Over and over I repeated the pattern. I made a couple of disappointments but I kept the faith with myself and was always ultimately rewarded, just in time to save myself. The Magus, which came out in 1968, was a dire film but I followed it up with The Italian Job. Saved. A decade later, The Swarm, Ashanti and Beyond the Poseidon Adventure were all awful—great on paper, with terrific casts, but awful in reality, yet sprinkled, like magic stardust, in between were California Suite with Maggie Smith, who won an Oscar for that performance, and Dressed to Kill, in which I played a transvestite killer psychiatrist. Thank you, Brian De Palma, for saving my knicker-covered butt. In the early 1980s The Island and The Hand were both mediocrities but I followed them up with three successes: Escape to Victory,

Deathtrap and Educating Rita. In the mid-1980s, I snatched victory from the jaws of defeat when Blame It on Rio and The Holcroft Convention were followed by Hannah and Her Sisters, and Jaws: The Revenge by Dirty Rotten Scoundrels. In the 1990s, after On Deadly Ground and Bullet to Beijing nearly proved to be the deadly final bullet for my career, Jack Nicholson turned up with Blood and Wine.

And, most miraculous of all, in the 2000s, when I’d made a series of unremarkable movies—The Actors, Secondhand Lions, The Statement, some so forgettable that I can’t remember them myself—a young man turned up on my doorstep one sleepy
Sunday morning, unannounced, and script in hand. “Hello, Michael,” he said, waving script in my face. “Sorry to disturb you on a Sunday but I’d like you to read this.”

“Oh, hello,” I said. “What’s your name?”

“Christopher Nolan.”

We had never met, but I knew the name. I had seen Memento, a fascinating film that Chris had made a few years previously, and loved it. It was the only movie I had ever seen that started at the end and finished at the beginning. “Come in, Christopher,” I said, excited that this wonderful young director had brought me a script for what I assumed would be a similar picture: something low-budget and big-potential. I took off my gardening gloves, Shakira [Caine’s wife] made coffee and we sat there, stunned, as Chris explained the script and why he wanted me in the movie. This was not going to be a small arty intellectual piece. Chris was making a series of huge Hollywood blockbusters: a trilogy of Batman movies. “Who do you want me to play in it?” I asked. In my head I had already imagined and then quickly written off Batman, but I thought perhaps I could be a great villain.

“The butler,” said Chris.

I hid my disappointment and smiled. “The butler? What do I say? ‘Dinner is served’?”

Chris smiled back. “He’s not that kind of butler,” he said. “Batman is an orphan and the butler is a father to him. It’s a very important role.”

“OK. Well, leave me the script and I’ll read it and send it back to you tomorrow.”

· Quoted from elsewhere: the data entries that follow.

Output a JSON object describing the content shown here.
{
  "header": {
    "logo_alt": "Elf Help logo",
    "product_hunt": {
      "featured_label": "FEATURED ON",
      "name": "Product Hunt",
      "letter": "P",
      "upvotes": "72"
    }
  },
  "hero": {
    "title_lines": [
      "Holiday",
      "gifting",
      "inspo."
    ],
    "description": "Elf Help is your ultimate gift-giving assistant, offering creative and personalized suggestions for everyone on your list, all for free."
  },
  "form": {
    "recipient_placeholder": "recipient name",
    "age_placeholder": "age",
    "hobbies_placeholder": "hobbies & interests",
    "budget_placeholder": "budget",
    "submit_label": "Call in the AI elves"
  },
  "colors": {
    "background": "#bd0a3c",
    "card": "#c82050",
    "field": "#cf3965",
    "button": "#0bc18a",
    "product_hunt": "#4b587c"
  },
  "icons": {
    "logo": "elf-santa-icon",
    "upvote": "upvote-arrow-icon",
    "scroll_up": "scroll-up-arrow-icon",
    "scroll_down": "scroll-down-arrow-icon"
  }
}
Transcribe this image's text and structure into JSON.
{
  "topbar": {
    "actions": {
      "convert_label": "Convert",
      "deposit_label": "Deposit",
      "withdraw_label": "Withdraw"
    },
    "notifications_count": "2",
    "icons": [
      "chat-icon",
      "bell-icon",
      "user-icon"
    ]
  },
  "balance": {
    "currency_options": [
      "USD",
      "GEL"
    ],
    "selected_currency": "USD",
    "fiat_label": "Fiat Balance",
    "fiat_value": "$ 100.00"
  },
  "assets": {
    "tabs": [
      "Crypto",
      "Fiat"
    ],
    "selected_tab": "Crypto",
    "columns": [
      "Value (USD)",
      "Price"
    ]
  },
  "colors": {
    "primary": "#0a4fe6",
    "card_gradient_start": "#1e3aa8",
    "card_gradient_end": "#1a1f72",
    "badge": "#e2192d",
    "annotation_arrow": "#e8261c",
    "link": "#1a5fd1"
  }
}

“No,” said Chris, in what I would come to recognise as his hallmark quiet-but-authoritative manner. “I want you to read it now. I’ll wait until you’re done and you can tell me yes or no.”

“Oh, OK,” I said. Obediently I went to my office and read it. And loved it: Alfred Pennyworth, the butler, was a beautifully written role and the whole thing was just fabulous. When I came back, Chris and Shakira were sitting and chatting over more coffee. I said yes, it was handshakes all round and Chris left, taking the script with him.

Thank goodness I’d kept going. Thank goodness I’d trained myself to say yes. There I was, at the age of seventy-one, cast in one of the greatest movie trilogies ever made and about to kick off ten years of movie-making heaven.